A Essos, tout le monde connaît "Martinez", qui y a grandi. On s'y remémore le jeune footballeur talentueux qui voulut faire carrière avant de se tourner vers le journalisme, après s'être essayé à la musique à la tête d'un groupe, Star System.

Au bar dont il était un habitué, on ne tarit pas d'éloges sur cet homme "généreux" et "humble". Si chacun commente, dans les apartés, les "révélations" qui fuitent, et espère "des sanctions" au sommet, on se méfie quand même du statut des personnes présumées incriminées.

Corruption endémique

"Nous gardons l'espoir, on sait que les choses vont se savoir", lâche timidement Joseph Riwi, un agent immobilier de 55 ans, ami d'enfance de Martinez Zogo. "Peut-être que la vérité est en train de sortir. Au quartier, les gens sont un peu contents car il y a déjà quelques noms qui sortent, on espère qu'on saura vraiment qui a fait ça à notre frère", renchérit Emmanuel Ekanga, "homme d'affaires".

Kidnappé le 17 janvier à Yaoundé, retrouvé mort cinq jours plus tard, atrocement meurtri et mutilé, Arsène Salomon Mbani Zogo, dit "Martinez", 50 ans, dénonçait inlassablement, au micro de l'émission Embouteillage de sa radio Amplitude FM, l'affairisme et la corruption, endémiques dans ce grand pays d'Afrique centrale. Avec M. Amougou Belinga et quelques ministres proches de lui pour symboles et cibles privilégiées.

Le hashtag JusticeForZogo fait florès sur Twitter et nombre de Camerounais ont l'oeil vissé dès l'aube sur leurs smartphones à l'affut des dernières fuites de l'enquête "ordonnée" par le chef de l'Etat, Paul Biya, qui dirige d'une main de fer le Cameroun depuis plus de 40 ans.

L'espoir est mesuré aussi au siège d'Amplitude FM, où l'autel arborant une grande photo de son patron Martinez Zogo, l'index sur la bouche, est tapissé encore quotidiennement de fleurs et bougies. "La justice est en train de faire son travail, nous avons sauté de joie quand nous avons appris les premières arrestations", lâche prudemment à l'AFP Charly Tchouemou, le rédacteur en chef, sans citer personne.

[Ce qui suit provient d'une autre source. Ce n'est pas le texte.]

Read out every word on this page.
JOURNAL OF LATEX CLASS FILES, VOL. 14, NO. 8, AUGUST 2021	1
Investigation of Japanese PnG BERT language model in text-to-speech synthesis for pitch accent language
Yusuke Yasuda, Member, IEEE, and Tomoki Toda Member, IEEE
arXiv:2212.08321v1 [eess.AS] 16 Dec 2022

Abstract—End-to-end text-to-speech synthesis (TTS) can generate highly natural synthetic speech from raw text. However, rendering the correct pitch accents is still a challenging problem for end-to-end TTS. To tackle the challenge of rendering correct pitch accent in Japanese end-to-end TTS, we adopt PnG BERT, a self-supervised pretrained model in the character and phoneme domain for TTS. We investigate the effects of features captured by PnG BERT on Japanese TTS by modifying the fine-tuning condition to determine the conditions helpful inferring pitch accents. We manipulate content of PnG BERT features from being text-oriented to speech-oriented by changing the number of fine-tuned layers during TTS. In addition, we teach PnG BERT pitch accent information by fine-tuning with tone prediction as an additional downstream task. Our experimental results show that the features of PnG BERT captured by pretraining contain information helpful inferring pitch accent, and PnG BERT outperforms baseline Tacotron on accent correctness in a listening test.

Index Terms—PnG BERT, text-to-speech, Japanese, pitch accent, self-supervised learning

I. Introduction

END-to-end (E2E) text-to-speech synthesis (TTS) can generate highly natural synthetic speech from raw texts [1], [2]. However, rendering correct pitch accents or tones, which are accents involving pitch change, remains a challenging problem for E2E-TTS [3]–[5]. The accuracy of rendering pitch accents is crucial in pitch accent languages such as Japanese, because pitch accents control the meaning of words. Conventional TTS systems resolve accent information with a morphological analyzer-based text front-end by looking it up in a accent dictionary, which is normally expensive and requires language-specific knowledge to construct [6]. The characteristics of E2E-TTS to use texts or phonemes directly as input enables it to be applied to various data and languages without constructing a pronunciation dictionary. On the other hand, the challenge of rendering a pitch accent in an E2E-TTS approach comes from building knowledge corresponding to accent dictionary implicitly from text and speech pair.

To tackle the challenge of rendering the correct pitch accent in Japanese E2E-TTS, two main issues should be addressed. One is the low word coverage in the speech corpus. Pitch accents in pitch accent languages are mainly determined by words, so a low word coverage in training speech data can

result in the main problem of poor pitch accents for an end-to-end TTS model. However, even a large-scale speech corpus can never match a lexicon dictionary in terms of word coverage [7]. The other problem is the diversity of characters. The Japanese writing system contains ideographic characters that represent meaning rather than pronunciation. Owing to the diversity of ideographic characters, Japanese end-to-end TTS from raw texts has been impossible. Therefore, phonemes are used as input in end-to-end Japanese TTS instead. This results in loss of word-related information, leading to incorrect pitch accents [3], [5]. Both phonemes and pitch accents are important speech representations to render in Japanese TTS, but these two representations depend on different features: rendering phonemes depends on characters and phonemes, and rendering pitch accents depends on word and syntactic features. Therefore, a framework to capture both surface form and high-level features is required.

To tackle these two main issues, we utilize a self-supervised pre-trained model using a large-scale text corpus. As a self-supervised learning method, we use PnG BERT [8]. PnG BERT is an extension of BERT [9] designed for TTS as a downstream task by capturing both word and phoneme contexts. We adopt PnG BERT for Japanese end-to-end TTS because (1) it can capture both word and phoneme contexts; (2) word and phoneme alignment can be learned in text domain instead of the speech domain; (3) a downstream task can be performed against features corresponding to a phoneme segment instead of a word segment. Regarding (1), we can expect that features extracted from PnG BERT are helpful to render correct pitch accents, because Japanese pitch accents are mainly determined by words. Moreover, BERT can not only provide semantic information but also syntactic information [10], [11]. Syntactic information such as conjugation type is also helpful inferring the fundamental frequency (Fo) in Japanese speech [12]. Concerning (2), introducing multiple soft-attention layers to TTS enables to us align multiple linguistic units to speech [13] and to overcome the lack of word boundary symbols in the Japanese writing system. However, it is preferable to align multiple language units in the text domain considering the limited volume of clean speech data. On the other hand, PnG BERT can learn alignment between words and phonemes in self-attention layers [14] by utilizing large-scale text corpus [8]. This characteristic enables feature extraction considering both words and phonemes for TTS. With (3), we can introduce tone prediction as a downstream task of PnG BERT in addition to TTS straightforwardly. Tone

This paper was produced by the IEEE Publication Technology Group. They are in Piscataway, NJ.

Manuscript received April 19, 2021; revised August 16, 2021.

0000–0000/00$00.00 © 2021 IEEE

Même méfiance au quartier Fougerolles, où trône la maison de Martinez Zogo, un joli duplex vert et rose. Ses abords sont désertés et n'accèdent aux chaises disposées dans la petite cour que les intimes venus se recueillir.

Meurtres non élucidés

Le fils du défunt remet un morceau de papier portant le numéro de l'avocat de la famille qui explique que, "pour des raisons de sécurité", il a demandé aux proches de ne pas s'exprimer publiquement. C'est uniquement sur les réseaux sociaux que des "révélations" très détaillées de l'enquête ont circulé. Pour l'heure, l'Etat s'est borné à annoncer "plusieurs arrestations".

Dans un pays où les emprisonnements souvent sans procès pendant de longues années, les disparitions ou les meurtres non élucidés de journalistes ou opposants défraient parfois la chronique, les autorités ne communiquent quasiment jamais.

Mais depuis une semaine, de présumés procès-verbaux des auditions d'officiers supérieurs du renseignement placés en garde à vue par les gendarmes, dont l'un y reconnaîtrait avoir participé au meurtre, ont largement fuité sur la Toile, jamais démentis par les autorités.

Guerre de succession

Reporter sans Frontières (RSF), qui assure les avoir consultés, parle de "tortures" suivies d'une mise à mort "autorisée" à haut niveau. Outre des hauts responsables du renseignement, l'organisation internationale met en cause nommément M. Amougou Belinga et un ministre parmi "les plus puissants du régime". Ainsi que "d'autres personnalités importantes, dont plusieurs ministres proches" de l'homme d'affaires.

L'opposition, d'influents intellectuels et RSF dénoncent un "crime d'Etat", conséquence selon eux d'une guerre souterraine, pour sa succession, entre deux "clans" rivaux de très hauts responsables proches du président Paul Biya, qui fêtera ses 90 ans dans cinq jours.

Lundi, son rival malheureux à la présidentielle de 2016, Maurice Kamto, libéré sur pressions internationales après neuf mois de prison sans procès en 2019, a mis en garde M. Biya contre des "clans de type mafieux", dont le chef de l'Etat pourrait lui-même "être l'une des cibles".